Stage 7The Tempter's StrategyDay 181
The slow loss of first love · Matthew 24

When love grows cold

The cooling heart

Among Jesus' warnings about the last days is one that describes a spiritual danger of every age: because lawlessness will be multiplied, the love of many will grow cold. Notice the verb — not collapse, not die, but grow cold, the way embers that were once blazing slowly lose their heat when no one tends the fire. It is one of the saddest phrases in Scripture, and one of the easiest to live out.

The enemy is patient with this strategy. He knows that few devout souls will suddenly abandon their love for God in a dramatic moment; far more will simply let it cool by inches, distracted, discouraged, hardened a little by the surrounding coldness, until the warmth they once knew is only a memory. The love does not vanish overnight. It just slowly stops being warm, while the outward forms of faith continue unchanged.

The risen Christ named this very thing in the church at Ephesus: I have this against you, that you have left your first love. They were busy, orthodox, hardworking — and cold, the fire of their first love gone out beneath the activity. The remedy is to notice the cooling before it is complete, and to deliberately stir the embers back to flame. Has the warmth of your love for God quietly cooled while the forms of your faith carried on unchanged?


Because iniquity will be multiplied, the love of many will grow cold.

Jesus, on the last days — Matthew 24:12 (WEB)
The Invitation

Notice the slow cooling of your love for God before it is complete, and deliberately stir the embers of your first love back to flame.


Revelation 2:4

But I have this against you, that you left your first love.

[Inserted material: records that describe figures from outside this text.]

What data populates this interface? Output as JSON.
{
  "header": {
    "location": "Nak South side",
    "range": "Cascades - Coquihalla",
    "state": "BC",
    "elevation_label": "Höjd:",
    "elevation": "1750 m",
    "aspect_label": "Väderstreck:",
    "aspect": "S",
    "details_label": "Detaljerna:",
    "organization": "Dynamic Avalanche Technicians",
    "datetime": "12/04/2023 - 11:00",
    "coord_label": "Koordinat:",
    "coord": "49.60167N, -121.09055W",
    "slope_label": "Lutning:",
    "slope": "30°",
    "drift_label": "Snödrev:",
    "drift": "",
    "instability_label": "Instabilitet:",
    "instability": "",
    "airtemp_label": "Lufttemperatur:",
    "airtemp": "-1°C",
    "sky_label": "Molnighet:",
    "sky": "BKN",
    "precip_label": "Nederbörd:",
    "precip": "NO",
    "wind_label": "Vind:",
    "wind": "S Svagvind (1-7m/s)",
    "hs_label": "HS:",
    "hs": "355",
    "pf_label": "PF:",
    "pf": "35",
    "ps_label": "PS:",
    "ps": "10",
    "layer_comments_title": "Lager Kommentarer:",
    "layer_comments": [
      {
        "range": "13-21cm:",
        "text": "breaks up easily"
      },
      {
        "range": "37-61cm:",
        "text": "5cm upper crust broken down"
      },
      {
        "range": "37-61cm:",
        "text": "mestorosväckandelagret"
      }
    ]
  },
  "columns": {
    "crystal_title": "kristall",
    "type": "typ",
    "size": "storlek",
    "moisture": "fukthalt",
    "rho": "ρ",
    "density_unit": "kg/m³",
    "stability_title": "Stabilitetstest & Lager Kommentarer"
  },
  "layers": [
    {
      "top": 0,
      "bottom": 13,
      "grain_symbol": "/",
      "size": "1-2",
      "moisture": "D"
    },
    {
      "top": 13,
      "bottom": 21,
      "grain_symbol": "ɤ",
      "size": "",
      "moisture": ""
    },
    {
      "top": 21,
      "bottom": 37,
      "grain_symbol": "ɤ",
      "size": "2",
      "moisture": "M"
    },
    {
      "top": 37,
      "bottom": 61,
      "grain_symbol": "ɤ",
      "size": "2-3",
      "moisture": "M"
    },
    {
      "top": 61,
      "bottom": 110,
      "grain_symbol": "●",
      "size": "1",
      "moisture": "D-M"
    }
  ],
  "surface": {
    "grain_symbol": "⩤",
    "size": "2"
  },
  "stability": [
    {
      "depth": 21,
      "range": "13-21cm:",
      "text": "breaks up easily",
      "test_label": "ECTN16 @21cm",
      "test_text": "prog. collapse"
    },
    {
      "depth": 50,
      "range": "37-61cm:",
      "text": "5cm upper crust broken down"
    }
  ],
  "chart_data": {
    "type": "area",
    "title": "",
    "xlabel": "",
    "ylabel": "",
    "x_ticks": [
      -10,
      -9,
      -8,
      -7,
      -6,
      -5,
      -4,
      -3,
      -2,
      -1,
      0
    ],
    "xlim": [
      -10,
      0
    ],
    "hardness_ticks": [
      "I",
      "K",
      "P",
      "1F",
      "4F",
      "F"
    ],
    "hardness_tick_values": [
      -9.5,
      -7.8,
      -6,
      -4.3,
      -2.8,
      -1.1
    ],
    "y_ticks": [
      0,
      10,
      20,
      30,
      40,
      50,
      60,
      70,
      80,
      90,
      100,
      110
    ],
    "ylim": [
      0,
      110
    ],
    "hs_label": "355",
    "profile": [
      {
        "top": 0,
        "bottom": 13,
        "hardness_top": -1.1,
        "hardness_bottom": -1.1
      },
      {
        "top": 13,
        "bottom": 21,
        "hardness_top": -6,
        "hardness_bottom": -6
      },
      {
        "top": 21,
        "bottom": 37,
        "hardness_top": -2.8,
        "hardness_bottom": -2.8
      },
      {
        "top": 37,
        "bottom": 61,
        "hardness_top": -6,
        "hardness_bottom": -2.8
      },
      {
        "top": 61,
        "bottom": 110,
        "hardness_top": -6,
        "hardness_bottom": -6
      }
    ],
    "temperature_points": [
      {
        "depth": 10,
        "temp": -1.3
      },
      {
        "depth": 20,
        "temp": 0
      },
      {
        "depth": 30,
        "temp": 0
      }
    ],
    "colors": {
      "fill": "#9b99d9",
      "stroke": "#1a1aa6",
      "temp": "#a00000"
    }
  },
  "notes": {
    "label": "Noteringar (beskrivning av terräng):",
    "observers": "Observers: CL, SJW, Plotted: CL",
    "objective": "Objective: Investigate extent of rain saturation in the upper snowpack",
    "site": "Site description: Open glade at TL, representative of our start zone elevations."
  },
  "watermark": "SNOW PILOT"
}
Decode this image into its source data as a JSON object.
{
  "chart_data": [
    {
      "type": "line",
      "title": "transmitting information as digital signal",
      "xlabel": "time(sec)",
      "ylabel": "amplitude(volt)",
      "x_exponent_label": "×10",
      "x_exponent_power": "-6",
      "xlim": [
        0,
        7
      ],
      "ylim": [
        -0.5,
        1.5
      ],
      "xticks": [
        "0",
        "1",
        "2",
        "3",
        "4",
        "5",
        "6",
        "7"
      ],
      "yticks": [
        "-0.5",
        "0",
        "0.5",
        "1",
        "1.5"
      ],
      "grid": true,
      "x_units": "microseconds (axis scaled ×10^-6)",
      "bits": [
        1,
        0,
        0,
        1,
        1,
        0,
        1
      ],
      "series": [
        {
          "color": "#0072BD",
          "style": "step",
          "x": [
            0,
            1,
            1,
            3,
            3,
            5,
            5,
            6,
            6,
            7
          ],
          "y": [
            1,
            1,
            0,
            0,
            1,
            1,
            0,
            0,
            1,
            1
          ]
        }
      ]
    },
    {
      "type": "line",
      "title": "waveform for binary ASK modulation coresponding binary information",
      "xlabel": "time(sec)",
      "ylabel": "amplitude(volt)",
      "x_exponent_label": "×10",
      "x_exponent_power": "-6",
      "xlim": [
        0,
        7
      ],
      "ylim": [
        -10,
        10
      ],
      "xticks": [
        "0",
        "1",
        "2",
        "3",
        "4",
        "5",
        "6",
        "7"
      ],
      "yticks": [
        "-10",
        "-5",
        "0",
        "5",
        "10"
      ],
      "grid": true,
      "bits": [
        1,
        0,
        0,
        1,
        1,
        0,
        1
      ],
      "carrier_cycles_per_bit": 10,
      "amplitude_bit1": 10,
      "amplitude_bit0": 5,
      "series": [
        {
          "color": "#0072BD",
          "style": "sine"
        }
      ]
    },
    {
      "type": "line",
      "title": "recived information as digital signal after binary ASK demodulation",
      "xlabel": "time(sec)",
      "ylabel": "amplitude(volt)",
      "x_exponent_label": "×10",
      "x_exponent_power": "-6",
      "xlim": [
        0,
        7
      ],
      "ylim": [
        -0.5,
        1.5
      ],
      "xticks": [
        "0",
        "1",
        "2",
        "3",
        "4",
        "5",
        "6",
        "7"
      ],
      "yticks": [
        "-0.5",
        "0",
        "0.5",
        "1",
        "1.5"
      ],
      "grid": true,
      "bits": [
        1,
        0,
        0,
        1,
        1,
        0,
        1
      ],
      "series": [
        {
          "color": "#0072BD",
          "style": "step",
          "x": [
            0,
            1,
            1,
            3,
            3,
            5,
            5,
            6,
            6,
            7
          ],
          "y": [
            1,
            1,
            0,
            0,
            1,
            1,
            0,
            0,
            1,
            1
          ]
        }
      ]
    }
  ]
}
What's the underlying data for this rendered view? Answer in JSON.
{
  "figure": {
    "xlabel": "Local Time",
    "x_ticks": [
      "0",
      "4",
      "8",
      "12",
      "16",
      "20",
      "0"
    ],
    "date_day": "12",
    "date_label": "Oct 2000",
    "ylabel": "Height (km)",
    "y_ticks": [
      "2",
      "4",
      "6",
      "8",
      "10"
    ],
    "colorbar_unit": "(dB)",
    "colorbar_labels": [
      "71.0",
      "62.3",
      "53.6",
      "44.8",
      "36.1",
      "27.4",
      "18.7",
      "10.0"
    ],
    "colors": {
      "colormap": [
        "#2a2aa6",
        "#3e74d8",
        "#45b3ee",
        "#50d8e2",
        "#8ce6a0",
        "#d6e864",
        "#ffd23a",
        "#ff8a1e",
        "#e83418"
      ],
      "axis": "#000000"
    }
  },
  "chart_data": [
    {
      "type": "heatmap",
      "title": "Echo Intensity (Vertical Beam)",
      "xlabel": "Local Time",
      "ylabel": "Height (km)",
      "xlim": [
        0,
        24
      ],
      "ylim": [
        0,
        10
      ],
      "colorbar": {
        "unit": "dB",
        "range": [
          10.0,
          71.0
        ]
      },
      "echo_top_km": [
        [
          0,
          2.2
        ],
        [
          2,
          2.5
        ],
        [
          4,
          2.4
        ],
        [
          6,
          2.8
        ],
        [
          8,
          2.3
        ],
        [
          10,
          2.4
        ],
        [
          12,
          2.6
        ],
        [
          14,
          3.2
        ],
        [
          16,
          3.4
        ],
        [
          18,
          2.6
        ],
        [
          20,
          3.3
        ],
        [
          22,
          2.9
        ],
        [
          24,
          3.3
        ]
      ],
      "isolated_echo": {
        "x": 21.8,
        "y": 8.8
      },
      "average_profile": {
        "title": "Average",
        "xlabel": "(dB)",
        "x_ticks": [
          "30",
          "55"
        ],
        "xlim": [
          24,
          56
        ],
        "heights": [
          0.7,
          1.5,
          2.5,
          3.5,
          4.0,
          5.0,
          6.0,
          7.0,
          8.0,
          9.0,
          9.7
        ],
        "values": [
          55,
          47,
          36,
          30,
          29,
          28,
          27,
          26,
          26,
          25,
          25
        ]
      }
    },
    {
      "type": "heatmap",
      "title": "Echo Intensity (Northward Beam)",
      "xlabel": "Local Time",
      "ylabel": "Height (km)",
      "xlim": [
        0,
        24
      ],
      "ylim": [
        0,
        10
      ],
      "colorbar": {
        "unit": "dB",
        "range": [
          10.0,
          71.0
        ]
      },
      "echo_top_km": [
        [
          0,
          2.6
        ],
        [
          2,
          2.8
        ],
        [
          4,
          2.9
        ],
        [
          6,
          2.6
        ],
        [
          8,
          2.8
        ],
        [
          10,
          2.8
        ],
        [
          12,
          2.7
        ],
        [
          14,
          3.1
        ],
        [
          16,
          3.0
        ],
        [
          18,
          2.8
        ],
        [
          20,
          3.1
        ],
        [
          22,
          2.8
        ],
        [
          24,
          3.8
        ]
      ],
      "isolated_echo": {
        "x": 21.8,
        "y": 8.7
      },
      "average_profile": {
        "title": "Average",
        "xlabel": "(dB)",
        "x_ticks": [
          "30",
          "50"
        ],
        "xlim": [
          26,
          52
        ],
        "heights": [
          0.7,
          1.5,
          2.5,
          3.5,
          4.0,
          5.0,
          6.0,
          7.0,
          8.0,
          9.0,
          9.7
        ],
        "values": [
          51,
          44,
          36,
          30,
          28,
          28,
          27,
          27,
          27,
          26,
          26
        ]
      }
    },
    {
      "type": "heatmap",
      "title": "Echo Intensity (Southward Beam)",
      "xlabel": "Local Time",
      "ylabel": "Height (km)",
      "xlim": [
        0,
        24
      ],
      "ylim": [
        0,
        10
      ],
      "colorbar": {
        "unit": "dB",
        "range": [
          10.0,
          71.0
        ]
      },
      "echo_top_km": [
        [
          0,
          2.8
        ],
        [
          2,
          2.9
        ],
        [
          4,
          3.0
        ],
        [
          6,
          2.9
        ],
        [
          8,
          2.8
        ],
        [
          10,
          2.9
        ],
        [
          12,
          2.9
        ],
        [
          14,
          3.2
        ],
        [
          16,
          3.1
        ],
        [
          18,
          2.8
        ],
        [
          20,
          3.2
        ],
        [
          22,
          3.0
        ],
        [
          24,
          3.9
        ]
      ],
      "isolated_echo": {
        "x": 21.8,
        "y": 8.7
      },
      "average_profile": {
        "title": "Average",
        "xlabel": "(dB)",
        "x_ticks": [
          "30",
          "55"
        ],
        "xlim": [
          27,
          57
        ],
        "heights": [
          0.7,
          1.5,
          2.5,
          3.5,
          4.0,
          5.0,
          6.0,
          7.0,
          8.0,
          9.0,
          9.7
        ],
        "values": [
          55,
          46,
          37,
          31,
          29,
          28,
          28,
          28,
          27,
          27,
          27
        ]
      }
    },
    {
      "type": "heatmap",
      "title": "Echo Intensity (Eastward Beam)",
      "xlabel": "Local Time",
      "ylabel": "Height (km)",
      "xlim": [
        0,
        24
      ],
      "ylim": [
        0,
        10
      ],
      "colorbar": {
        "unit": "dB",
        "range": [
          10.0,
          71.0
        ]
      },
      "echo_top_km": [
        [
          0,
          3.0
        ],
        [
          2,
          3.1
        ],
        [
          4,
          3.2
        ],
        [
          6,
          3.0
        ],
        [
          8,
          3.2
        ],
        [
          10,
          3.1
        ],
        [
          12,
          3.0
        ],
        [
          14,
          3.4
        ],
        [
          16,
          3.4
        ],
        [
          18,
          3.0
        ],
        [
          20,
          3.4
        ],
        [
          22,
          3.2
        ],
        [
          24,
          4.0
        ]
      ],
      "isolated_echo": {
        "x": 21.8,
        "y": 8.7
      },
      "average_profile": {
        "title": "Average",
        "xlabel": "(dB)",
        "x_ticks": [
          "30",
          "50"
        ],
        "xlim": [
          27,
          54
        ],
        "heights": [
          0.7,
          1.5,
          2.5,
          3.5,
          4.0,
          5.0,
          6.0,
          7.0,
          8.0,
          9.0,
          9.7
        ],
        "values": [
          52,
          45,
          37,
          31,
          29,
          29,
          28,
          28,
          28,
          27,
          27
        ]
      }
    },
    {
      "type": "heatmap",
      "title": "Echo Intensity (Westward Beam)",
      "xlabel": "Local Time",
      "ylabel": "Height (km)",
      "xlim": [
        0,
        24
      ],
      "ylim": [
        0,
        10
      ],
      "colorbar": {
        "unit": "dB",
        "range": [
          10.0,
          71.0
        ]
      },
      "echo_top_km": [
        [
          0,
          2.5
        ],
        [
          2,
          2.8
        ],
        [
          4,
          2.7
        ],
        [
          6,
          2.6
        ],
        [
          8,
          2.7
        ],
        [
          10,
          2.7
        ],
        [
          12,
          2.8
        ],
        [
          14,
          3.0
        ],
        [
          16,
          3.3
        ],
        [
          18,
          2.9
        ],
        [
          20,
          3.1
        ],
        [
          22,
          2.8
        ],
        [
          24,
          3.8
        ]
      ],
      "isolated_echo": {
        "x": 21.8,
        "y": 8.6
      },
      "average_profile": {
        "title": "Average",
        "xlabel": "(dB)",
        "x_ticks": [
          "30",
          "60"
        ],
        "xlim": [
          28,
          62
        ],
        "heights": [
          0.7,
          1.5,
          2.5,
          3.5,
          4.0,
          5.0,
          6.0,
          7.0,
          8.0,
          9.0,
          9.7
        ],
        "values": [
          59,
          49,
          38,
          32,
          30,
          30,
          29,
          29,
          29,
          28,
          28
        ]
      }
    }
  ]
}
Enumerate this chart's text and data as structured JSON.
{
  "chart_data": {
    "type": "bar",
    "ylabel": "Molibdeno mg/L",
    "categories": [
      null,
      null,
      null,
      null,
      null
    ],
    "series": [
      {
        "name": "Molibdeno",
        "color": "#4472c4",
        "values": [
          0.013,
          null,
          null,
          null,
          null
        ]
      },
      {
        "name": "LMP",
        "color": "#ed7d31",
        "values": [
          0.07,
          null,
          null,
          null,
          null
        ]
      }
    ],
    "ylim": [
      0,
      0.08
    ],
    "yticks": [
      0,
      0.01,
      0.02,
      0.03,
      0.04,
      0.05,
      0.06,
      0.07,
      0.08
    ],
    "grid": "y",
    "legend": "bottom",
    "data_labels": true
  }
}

Few lose their love for God dramatically; far more let it cool by inches — distracted, discouraged, hardened by surrounding coldness — while the outward forms of faith continue unchanged and hide the loss. The interior work is to watch for the gradual cooling that the enemy patiently encourages, and to tend the fire deliberately, returning to what first kindled love rather than mistaking busy orthodoxy for warmth.

A Practice to Try

This week, take your spiritual temperature honestly: has the warmth of your love for God cooled while the forms carried on? Stir the embers deliberately — return to a practice, place, or memory that first kindled your love, and ask God to rekindle it.

The quietest defeat is not abandonment but cooling — love sinking to embers by imperceptible degrees while the outward forms of faith carry on, busy and orthodox and cold. Like the Ephesians who left their first love without leaving their religion, a heart can go on unnoticed; but the soul that notices the chill and tends the fire keeps a love no slow drift can extinguish.

Few souls lose their love for God in a single dramatic moment. Far more common is the slow cooling — the gradual loss of warmth that Jesus warned of, as the surrounding coldness, the accumulated discouragements, and the simple passage of unattended time let the once-blazing fire sink to embers. And the cruelest part is how easily it hides, because the outward forms of faith continue even after the warmth is gone.

This is one of the enemy's quietest victories: not to make you abandon God, but to let your love for him cool by imperceptible degrees while you remain busy and orthodox, like the Ephesians who had left their first love without leaving their religion. The remedy is to notice the cooling and tend the fire deliberately — to return to the practices and memories that first kindled love, and stir the embers back to flame. Has the heat of your love for God quietly faded while everything else carried on?

  1. Has the warmth of my love for God cooled while the forms carried on?
  2. Am I busy and orthodox but no longer warm?
  3. What first kindled my love that I could return to and stir up?
A Prayer to Carry

Lord, my love for you can cool by imperceptible degrees while my religion carries on unchanged. Show me where the fire has sunk to embers. Forgive me for leaving my first love, and stir the coals back to flame, that I may love you warmly again. Amen.